Wednesday 30 September 2020

The Importance of a Good Story

I did not watch last night's Trump versus Biden debate. It's a whole different time zone over here. Instead I slept and had a nightmare in which I had a real, public meltdown about not having children. This will chill B.A.'s blood, but I think in the dream I was shouting at two of his female work colleagues.

"It's as if you could never go to university," I yelled at one. 

"And it's as if you could never, ever go on holiday," I screamed at the other. 

In real life both these women are childless, by the way, and apparently tranquil about it. 

Anyway, that's the last time I look at the "pets available for rehoming" websites just before bed. 

Sometimes I get chastised for promoting happy singleness because it seems anti-marriage to my critic. It can be difficult for people to understand that being a happy Single is key to attracting a potential spouse. It's a paradox. The happier you are as a Single, the more likely you are to get married--or to find the right religious order, if that is the life to which you are called. People like happy people. 

Of course, you can't marry just anybody, which, by the way, my critics occasionally contest. For years I thought that the reason to promote the chaste Single state as an attractive way of life was to help women not marry the wrong man (e.g. the one whose attraction mainly lies in being the man most interested in you the week before your 25th birthday). Then I realised that another reason is to help women not marry when they are still the wrong woman. 

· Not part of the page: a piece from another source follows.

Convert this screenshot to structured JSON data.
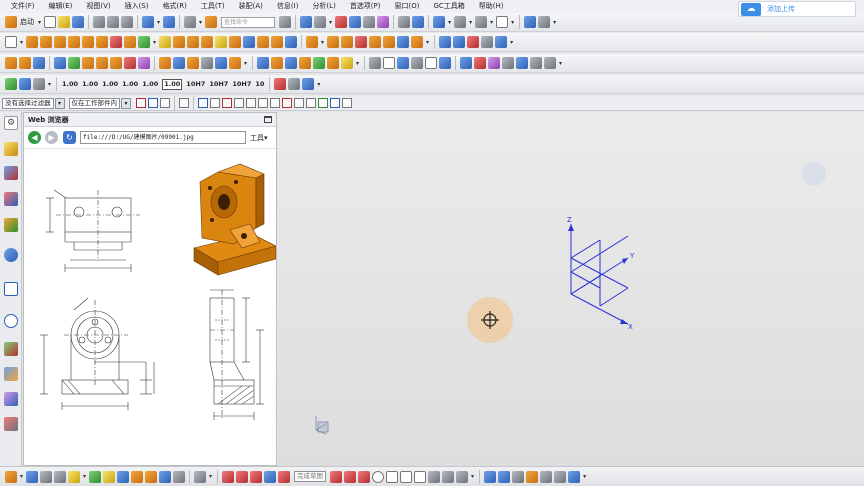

Because there are serious implications to not marrying until you are in your late thirties, it would be a gift to Catholic women to sort out how to become the right woman (and find the the right man) in one's twenties. Naturally, a lot of women have this sorted in their twenties. The rest of us might be able to learn from them. 

But to skip ahead to what makes a marriage last, I think a good origin story is very important. If the way you and your spouse met, or how you got married, is a heartwarming story, that story can get you through the rough times. "Origin story" is, I believe, an expression common to comic book fans. Historians might call it a "founding myth." 

A myth is not necessarily fictional but it always conveys meanings and values. And I think this is why it is important for children to learn and love the foundational myths of their country. I'm not American, but I have enjoyed and admired the stories about the Pilgrims' First Thanksgiving, George Washington and the cherry tree, Betsy Ross and her flag, Johnny Appleseed, Paul Bunyan and the Blue Ox, and John Henry Born with a Hammer in his Hand. I am also edified by stories of the Civil War, in which thousands (including my own relations) died to end slavery in America, and the Civil Rights Movement of the 1960s.

I think people spit on those stories at their psychological and civil peril. 

In case you are feeling sad about my nightmare and are worried that this sort of thing might happen to you, you should know that this is something which, in my experience, comes and goes. Whereas "what the heart doesn't know, it doesn't sigh for" doesn't apply, it is not at all like having lost a real, come-into-existence child. I will probably never know what that is like, which is a mercy.